傍付き

 再び静寂がこの場を支配する。俺が何とか体を起こし、背中を近くの柱に預けて深呼吸をしていると、俺の傍に向かってくる足音が聞こえた。それは俺の顔に影を落とすと、座り込む俺と目線を合わせるかのようにペタリと地面に座った。


「…大丈夫、ですか」


 その声はどこか震えていて、儚げだった。目線も伏せるようにして、申し訳なさそうに。


 リセの声に、俺は軽口のように言い返す。


「なんとかな。傷も浅いし、俺はタフだから。ともかく、お前が無事でよかっ――」

「全然よくないですっ!」


 リセは声を荒げ、俺の目を真っ直ぐ見た。その目に涙が溜まっているのを見て、心が軋むのを聞いた。

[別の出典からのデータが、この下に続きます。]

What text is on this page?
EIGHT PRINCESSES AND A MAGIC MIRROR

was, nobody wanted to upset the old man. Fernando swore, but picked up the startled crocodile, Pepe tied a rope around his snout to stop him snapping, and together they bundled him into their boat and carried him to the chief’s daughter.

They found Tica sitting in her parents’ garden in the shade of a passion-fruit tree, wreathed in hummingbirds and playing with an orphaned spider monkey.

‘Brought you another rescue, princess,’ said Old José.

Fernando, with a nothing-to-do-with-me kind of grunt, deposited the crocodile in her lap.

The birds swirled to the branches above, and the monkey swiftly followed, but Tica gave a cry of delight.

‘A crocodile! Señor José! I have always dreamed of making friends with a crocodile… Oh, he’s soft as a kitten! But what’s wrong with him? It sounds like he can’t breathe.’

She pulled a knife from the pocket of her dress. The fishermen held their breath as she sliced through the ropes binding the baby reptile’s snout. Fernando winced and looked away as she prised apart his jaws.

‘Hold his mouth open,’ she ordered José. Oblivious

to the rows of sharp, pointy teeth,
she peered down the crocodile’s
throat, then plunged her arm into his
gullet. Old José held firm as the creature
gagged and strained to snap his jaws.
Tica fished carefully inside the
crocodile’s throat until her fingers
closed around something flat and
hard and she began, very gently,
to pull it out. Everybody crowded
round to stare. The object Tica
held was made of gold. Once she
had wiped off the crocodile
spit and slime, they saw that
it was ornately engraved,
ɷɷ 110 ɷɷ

「どうしてあの時飛び込んできたんですか。リョウ様は【勇者】様方の中で一番弱いんですよ? それが分かっているのに、こうなることを予想出来ていたはずなのに、どうしてッ!」

「ありがとな」

「――っ」


 リセの言葉を遮る。


「あの時、俺をかばってくれたのを聞いて、嬉しかった。認められた気がして。見つけてくれた気がして」


 リセの目を真っ直ぐ見返して言う。

「あの時はごめん。お前に辛い思いをさせた。本当にごめんな」

「そんな事っ、無いですっ…!」

「それと、もう一つ」


 鉛のように重い右腕を上げ、涙腺が決壊しかかっているリセの頭にのせると、少しおどけるようにして口を開く。


「お前は俺の傍付きだ。【勇者】の俺が、見過ごせる訳ないだろ」

「ぐずっ…はいっ…」

「頼りないことは分かってるが、カッコつけたいときもあんだよ」

「はいっ、はいっ…!」


 リセは涙を滝のように流しながら、俺の肩に顔を薄める。彼女の頭を撫でていると、俺の脳内に過去の記憶がフラッシュバックした。


――痛いよぉ

――泣くな有紗。お兄ちゃんがいるからな

――うぅ…も、もう泣かないもん


 あれはいつのことだったか。有紗と2人でお使いに行っているときに、有紗が転んでケガをした。膝に手を当てて泣いている有紗の頭を撫でて何とか持ちこたえさせたんだったか…


「……」


 目の前にいる少女に目を落とす。〝無能〟と呼ばれる俺を圧倒的な力の差があるにもかかわらず庇ってくれた。年下にすら擁護されるなんて、有紗の奴には見せられない。


 久しぶりに、兄としての気持ちが沸き上がってきたとでもいうべきか。それともそれは、男としてのちっぽけなプライドか。


 ただ一つ確かなのは、この少女に力をもらったという事。能力が低いからなんだ。技量が少ないからなんだ。うじうじしているくらいなら、周りよりも多く考え、多く練習すればいいだけじゃないか。


「…ありがとな」


 緊張が解けたからか、それとも泣きつかれただけなのかはわからないが、眠りに落ちたリセティ・アルセストにそう言い、俺は決意を新たにした。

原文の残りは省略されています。